Ruias-led Essar Group has concluded a $12.9 billion deal to sell its cash-rich Essar Oil to Rosneft and the consortium of Trafigura and UCP, but Indian lenders can get only ₹4,000 crore out of the ₹86,000 crore deal.
“Indian lenders, including LIC, with other insurance companies and banks, will get ₹4,000 crore from this deal,” said Essar Capital director Prashant Ruia. According to Mr. Ruia, this is the single largest ever de-leveraging exercise undertaken in Indian corporate history as the deal will bring down Essar Group’s debt by 50%. “At operating company level, our debts reduce by ₹35,000 crore and at holding company level, the debt comes down by ₹35,000 crore,” Mr. Ruia told The Hindu.

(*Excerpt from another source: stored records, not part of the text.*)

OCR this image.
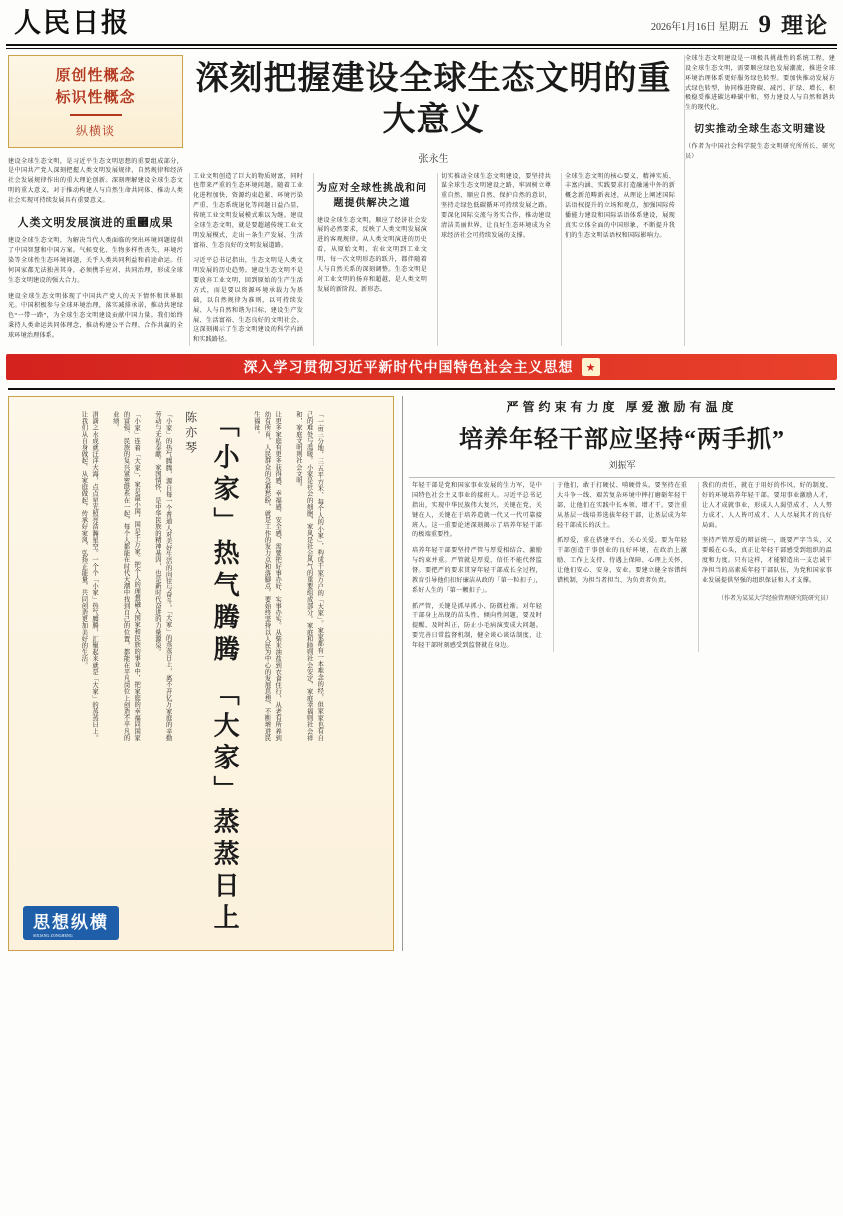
人民日报	2026年1月16日 星期五 9 理论
原创性概念
标识性概念
纵横谈
建设全球生态文明，是习近平生态文明思想的重要组成部分，是中国共产党人深刻把握人类文明发展规律、自然规律和经济社会发展规律作出的重大理论创新。深刻理解建设全球生态文明的重大意义，对于推动构建人与自然生命共同体、推动人类社会实现可持续发展具有重要意义。
人类文明发展演进的重཮成果
建设全球生态文明，为解决当代人类面临的突出环境问题提供了中国智慧和中国方案。气候变化、生物多样性丧失、环境污染等全球性生态环境问题，关乎人类共同利益和前途命运。任何国家都无法独善其身，必须携手应对、共同治理，形成全球生态文明建设的强大合力。
建设全球生态文明体现了中国共产党人的天下情怀和世界眼光。中国积极参与全球环境治理，落实减排承诺，推动共建绿色“一带一路”，为全球生态文明建设贡献中国力量。我们始终秉持人类命运共同体理念，推动构建公平合理、合作共赢的全球环境治理体系。
深刻把握建设全球生态文明的重大意义
张永生
工业文明创造了巨大的物质财富，同时也带来严重的生态环境问题。随着工业化进程加快，资源约束趋紧、环境污染严重、生态系统退化等问题日益凸显，传统工业文明发展模式难以为继。建设全球生态文明，就是要超越传统工业文明发展模式，走出一条生产发展、生活富裕、生态良好的文明发展道路。
习近平总书记指出，生态文明是人类文明发展的历史趋势。建设生态文明不是要放弃工业文明，回到原始的生产生活方式，而是要以资源环境承载力为基础，以自然规律为准则，以可持续发展、人与自然和谐为目标，建设生产发展、生活富裕、生态良好的文明社会。这深刻揭示了生态文明建设的科学内涵和实践路径。
为应对全球性挑战和问题提供解决之道
建设全球生态文明，顺应了经济社会发展的必然要求，反映了人类文明发展演进的客观规律。从人类文明演进的历史看，从原始文明、农业文明到工业文明，每一次文明形态的跃升，都伴随着人与自然关系的深刻调整。生态文明是对工业文明的扬弃和超越，是人类文明发展的新阶段、新形态。
切实推动全球生态文明建设，要坚持共谋全球生态文明建设之路，牢固树立尊重自然、顺应自然、保护自然的意识，坚持走绿色低碳循环可持续发展之路。要深化国际交流与务实合作，推动建设清洁美丽世界，让良好生态环境成为全球经济社会可持续发展的支撑。
全球生态文明的核心要义、精神实质、丰富内涵、实践要求打造融通中外的新概念新范畴新表述，从理论上阐述国际话语权提升的立场和观点，加强国际传播能力建设和国际话语体系建设，展现真实立体全面的中国形象，不断提升我们的生态文明话语权和国际影响力。
全球生态文明建设是一项极具挑战性的系统工程，建设全球生态文明，需要顺应绿色发展潮流，推进全球环境治理体系更好服务绿色转型。要加快推动发展方式绿色转型，协同推进降碳、减污、扩绿、增长，积极稳妥推进碳达峰碳中和，努力建设人与自然和谐共生的现代化。
切实推动全球生态文明建设
（作者为中国社会科学院生态文明研究所所长、研究员）
深入学习贯彻习近平新时代中国特色社会主义思想	★
涓滴之水成就汪洋大海，点点星光照亮浩瀚星空。一个个「小家」热气腾腾，汇聚起来就是「大家」的蒸蒸日上。让我们从自身做起、从家庭做起，传承好家风、弘扬正能量，共同创造更加美好的生活。	「小家」连着「大家」，家是最小国，国是千万家。把个人的理想融入国家和民族的事业中，把家庭的幸福同国家的富强、民族的复兴紧密联系在一起，每个人都能在时代大潮中找到自己的位置，都能在平凡岗位上创造不平凡的业绩。	「小家」的热气腾腾，源自每一个普通人对美好生活的向往与奋斗。「大家」的蒸蒸日上，离不开亿万家庭的辛勤劳动与无私奉献。家国情怀，是中华民族的精神基因，也是新时代奋进的力量源泉。	陈亦琴 「小家」热气腾腾 「大家」蒸蒸日上	让更多家庭有更多获得感、幸福感、安全感，需要把好事办好、实事办实。从柴米油盐到衣食住行，从老有所养到幼有所育，人民群众的急难愁盼，就是工作的发力点和落脚点。要始终坚持以人民为中心的发展思想，不断增进民生福祉。	「一亩三分地、三五平方米、每个人的小家」，构成千家万户的「大家」。家家都有一本难念的经，但家家也有自己的难处与温暖。小家是社会的细胞，家风是社会风气的重要组成部分。家庭和睦则社会安定，家庭幸福则社会祥和，家庭文明则社会文明。
思想纵横
SIXIANG ZONGHENG
严管约束有力度 厚爱激励有温度
培养年轻干部应坚持“两手抓”
刘振军
年轻干部是党和国家事业发展的生力军，是中国特色社会主义事业的接班人。习近平总书记指出，实现中华民族伟大复兴，关键在党，关键在人，关键在于培养造就一代又一代可靠接班人。这一重要论述深刻揭示了培养年轻干部的极端重要性。
培养年轻干部要坚持严管与厚爱相结合、激励与约束并重。严管就是厚爱，信任不能代替监督。要把严的要求贯穿年轻干部成长全过程，教育引导他们扣好廉洁从政的「第一粒扣子」，系好人生的「第一颗扣子」。
抓严管，关键是抓早抓小、防微杜渐。对年轻干部身上出现的苗头性、倾向性问题，要及时提醒、及时纠正，防止小毛病演变成大问题。要完善日常监督机制，健全谈心谈话制度，让年轻干部时刻感受到监督就在身边。
于他们，敢于打硬仗、啃硬骨头。要坚持在重大斗争一线、艰苦复杂环境中摔打磨砺年轻干部，让他们在实践中长本领、增才干。要注重从基层一线培养选拔年轻干部，让基层成为年轻干部成长的沃土。
抓厚爱，重在搭建平台、关心关爱。要为年轻干部创造干事创业的良好环境，在政治上激励、工作上支持、待遇上保障、心理上关怀，让他们安心、安身、安业。要建立健全容错纠错机制，为担当者担当、为负责者负责。
我们的责任，就在于用好的作风、好的制度、好的环境培养年轻干部。要用事业激励人才，让人才成就事业，形成人人渴望成才、人人努力成才、人人皆可成才、人人尽展其才的良好局面。
坚持严管厚爱的辩证统一，既要严字当头，又要暖在心头，真正让年轻干部感受到组织的温度和力度。只有这样，才能锻造出一支忠诚干净担当的高素质年轻干部队伍，为党和国家事业发展提供坚强的组织保证和人才支撑。
（作者为某某大学经验管理研究院研究员）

However, Indian lenders are getting a fraction from this deal considering debt of $5 billion will be transferred to the new promoters and another $5 billion will be used to repay debts of holding company Essar Global. Russia’s VTB own a majority of the Essar Global’s debt.
Lenders of Essar Steel and Essar Power are unlikely to get anything from this deal.
A part of the money would also be used to reward the minority shareholders as the deal was agreed at higher valuations than the price at which shareholders tendered their share in the share buyback offered by the company.